Ten Thousand Things continues to build community partnerships, produce free touring performances at nontraditional venues, offer pay-what-you-can performances for paying audiences, and facilitate workshops and residencies in correctional facilities.

==Production history ==

| Year | Production | Production | Production |
| 2024-2025 | Helen | This Girl Laughs, This Girl Cries, This Girl Does Nothing | Violet |
| 2023-2024 | Twelfth Night | Ten Thousand Voices: Youth | The Hatmaker's Wife |
| The Spitfire Grill |  |  |
| 2022-2023 | Iphigenia at Aulis | Ten Thousand Voices: Water | Mlima's Tale |
| Emilia |  |  |
| 2021-2022 | The Comedy of Errors | Handprints | Ten Thousand Voices: 2022 |
| Sotto Voce | Thunder Knocking on the Door |  |
| 2020-2021 | The Fisherman's Wife (Virtual Reading) | The Comedy of Errors (Virtual Reading) | Ten Thousand Voices: 2021 |
| 2019-2020 | The Winter's Tale | Thunder Knocking on the Door |  |
| 2018-2019 | Scapin | Into the Woods | The Sins of Sor Juana |
| 2017-2018 | Electra | Park and Lake | The Good Person of Szechwan |
| 2016-2017 | Pericles | Fiddler on the Roof | Intimate Apparel |
| 2015-2016 | Henry IV Part I | Dear World | The Changelings |
| 2014-2015 | Romeo and Juliet | The Unsinkable Molly Brown | Forget Me Not When Far Away |
| 2013-2014 | A Midsummer Night's Dream | The Music Man | Dirt Sticks |
| 2012-2013 | Measure for Measure | The Seven | A Streetcar Named Desire |
| 2011-2012 | Il Campiello | As You Like It | Vasa Lisa |
| 2010-2011 | Life's a Dream | Doubt, A Parable | Man of La Mancha |
| 2009-2010 | Othello | Stones in His Pockets | My Fair Lady |
| 2008-2009 | Twelfth Night | Endgame | Raskol |
| 2007-2008 | Richard III | Eurydice | Once on this Island |
| 2006-2007 | The Merchant of Venice | Blood Wedding | Little Shop of Horrors |
| 2005-2006 | Antigone | In a Garden | Red Noses |
| 2004-2005 | At Your Service | Iphigenia | Ragtime |
| 2003-2004 | The Good Person of Szechwan | A Winter's Tale | Cyrano De Bergerac |
| 2002-2003 | King Lear | The Island | Carousel |
| 2001-2002 | The Furies | Miss Julie | Anna Bella Eema |
| 2001 | Waiting for Godot | The Most Happy Fella |  |
| 2000 | The Three Lives of Lucie Cabrol | Cymbeline |  |
| 1999 | The Unsinkable Molly Brown | The Tempest |  |
| 1998 | The Ballad of the Sad Cafe | Measure for Measure |  |
| 1997 | Days are Silver Nights are Gold | The Emperor of the Moon |  |
| 1996 | Mud | The Caucasian Chalk Circle |  |
| 1995 | The King Stag |  |  |
| 1994 | Life's A Dream |  |  |
| 1992 | Electra |  |  |
| 1991 | The Good Person of Szechwan |  |  |

== Impact and awards ==
The model for Ten Thousand Things has been recognized and adopted nationally, including by theater companies such as The Public Theater in New York City, Baltimore Center Stage, Delaware Shakespeare, the Old Globe in San Diego, and California Shakespeare Theater. In 2017, Ten Thousand Things partnered with HowlRound to produce the Ten Thousand Theaters Conference, which invited theaters from across the country to learn more about Ten Thousand Things' model.
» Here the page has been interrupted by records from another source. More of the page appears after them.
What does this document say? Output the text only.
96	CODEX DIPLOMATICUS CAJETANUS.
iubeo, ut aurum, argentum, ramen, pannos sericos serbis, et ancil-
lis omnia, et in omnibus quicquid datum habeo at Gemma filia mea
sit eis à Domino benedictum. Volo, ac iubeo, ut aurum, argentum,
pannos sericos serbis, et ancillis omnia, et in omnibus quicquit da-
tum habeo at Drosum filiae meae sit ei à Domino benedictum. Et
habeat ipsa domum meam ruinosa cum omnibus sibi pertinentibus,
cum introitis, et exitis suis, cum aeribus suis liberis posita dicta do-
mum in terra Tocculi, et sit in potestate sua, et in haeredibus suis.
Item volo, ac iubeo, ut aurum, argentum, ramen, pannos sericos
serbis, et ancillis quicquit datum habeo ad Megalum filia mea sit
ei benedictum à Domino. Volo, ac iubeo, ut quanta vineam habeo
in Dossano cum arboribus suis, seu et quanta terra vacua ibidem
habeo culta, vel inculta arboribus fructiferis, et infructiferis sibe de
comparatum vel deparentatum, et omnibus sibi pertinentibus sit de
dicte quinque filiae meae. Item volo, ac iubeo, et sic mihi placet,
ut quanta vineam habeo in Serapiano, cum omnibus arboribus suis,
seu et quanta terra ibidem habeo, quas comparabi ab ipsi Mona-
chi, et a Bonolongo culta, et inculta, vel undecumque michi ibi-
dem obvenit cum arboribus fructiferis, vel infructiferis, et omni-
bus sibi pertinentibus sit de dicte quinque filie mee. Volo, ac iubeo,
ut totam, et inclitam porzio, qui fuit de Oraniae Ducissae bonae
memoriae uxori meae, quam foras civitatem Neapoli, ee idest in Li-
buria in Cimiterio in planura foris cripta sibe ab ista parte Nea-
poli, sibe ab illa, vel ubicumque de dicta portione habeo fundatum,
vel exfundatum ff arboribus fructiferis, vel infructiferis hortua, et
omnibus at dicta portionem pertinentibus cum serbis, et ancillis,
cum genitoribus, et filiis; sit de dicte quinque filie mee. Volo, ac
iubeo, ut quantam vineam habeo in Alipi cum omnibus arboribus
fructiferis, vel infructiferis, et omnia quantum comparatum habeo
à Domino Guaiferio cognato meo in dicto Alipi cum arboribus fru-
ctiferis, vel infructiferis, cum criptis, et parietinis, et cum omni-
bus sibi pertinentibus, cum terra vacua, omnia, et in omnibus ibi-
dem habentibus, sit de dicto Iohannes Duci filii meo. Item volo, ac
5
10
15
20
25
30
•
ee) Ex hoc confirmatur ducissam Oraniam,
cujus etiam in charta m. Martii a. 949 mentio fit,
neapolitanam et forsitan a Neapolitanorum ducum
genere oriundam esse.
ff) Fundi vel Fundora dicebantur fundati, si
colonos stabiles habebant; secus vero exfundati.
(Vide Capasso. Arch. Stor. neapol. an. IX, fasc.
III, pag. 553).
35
Ten Thousand Things has been presented with Ivey Awards, and its productions have received positive reviews from local to regional critics, such as The Minnesota Star Tribune and Talkin’ Broadway. Awards include: Actors’ Equity Association awarded Ten Thousand Things its 2017 Rosetta LeNoire Award for "outstanding artistic contributions to the universality of the human experience in American Theatre." Theatre Communications Group awarded Michelle Hensley its 2018 Visionary Leadership Award. In 2019, MinnPost named Ten Thousand Things' production of The Winter's Tale among the best theater of 2019, The Minnesota Star Tribune named the company's production of Karen Zacarías' The Sins of Sor Juana among the best Twin Cities theater of 2019, and Stage Directors and Choreographers Foundation awarded Marcela Lorca the Zelda Fichandler Award. The organization was recognized on The Minnesota Star Tribune's "best-of" lists for 2022 (for Iphigenia at Aulis) and 2024 (for Helen).